材料は広大な国土を探せば大抵あるもので、アイデアも世界中にばらまかれている留学生からそれこそ幾らでも回収可能です。吟味するブレインは何万人といるし、金はというと全世界の投機市場からガンガンほっておいても集まって来ます。そのうえ感心なのは、国内の市場を国際的に低価格に安定させ、商品相場が上がらないようにする調整が常になされていることです。何かしらの製品なりの相場が暴騰すると、国際競争力が下がる為、先進国の十分の一の所得で充分暮らしていけるように仕向けられているのです。やっていることは下手な先進国では及ばないのに、国力の見かけを「発展途上国」にしているのです。これは資本主義国家には出来かねます。日本でやれば、政治的なほころびがあっちこっちに出てしまって崩壊してしまうでしょうが、中国はそれを平気でやってのけられるのです。
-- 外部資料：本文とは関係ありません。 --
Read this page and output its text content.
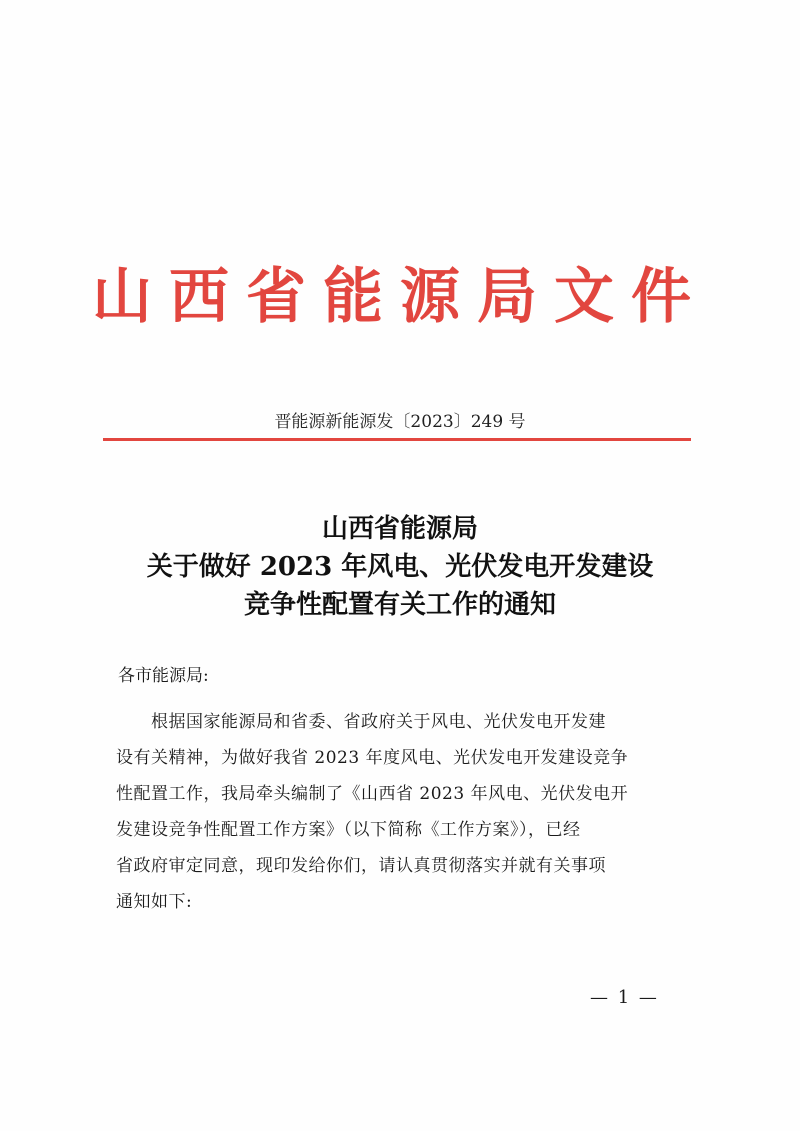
山西省能源局文件
晋能源新能源发〔2023〕249 号
山西省能源局
关于做好 2023 年风电、光伏发电开发建设
竞争性配置有关工作的通知
各市能源局:
　　根据国家能源局和省委、省政府关于风电、光伏发电开发建
设有关精神，为做好我省 2023 年度风电、光伏发电开发建设竞争
性配置工作，我局牵头编制了《山西省 2023 年风电、光伏发电开
发建设竞争性配置工作方案》（以下简称《工作方案》），已经
省政府审定同意，现印发给你们，请认真贯彻落实并就有关事项
通知如下:
— 1 —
たまに欲のある人が「出稼ぎ」に出て外国の労働市場を荒らしますが、それはそこ、人口の多さからしたら極々僅かな人数です。あちらにとっては「とるに足りないこと」でしょう。

その中国から、意外な値段で入手出来る意外なもの、ぴよよにとってはそれがバイオリンだったのです。

今後は、グランドハープ等、日本で全然普及しないようなものにもチャレンジしようかと画策する昨今ですが、兎に角、今、中国のマイスターのつくるバイオリンは凄いです。既に名人として名を馳せるマイスターを数多く輩出している事実にも目を向けない訳にいきません。毎年新しいマイスターが売り出して来ています。全てを試す訳にいきませんが、今気に入っているマイスターの作品を紹介し、量産の普及品もよりよいものに育って欲しい。それがぴよよの願いですし、お客さまがたにも見知って頂きたい、素晴らしさがきらきらしているのです。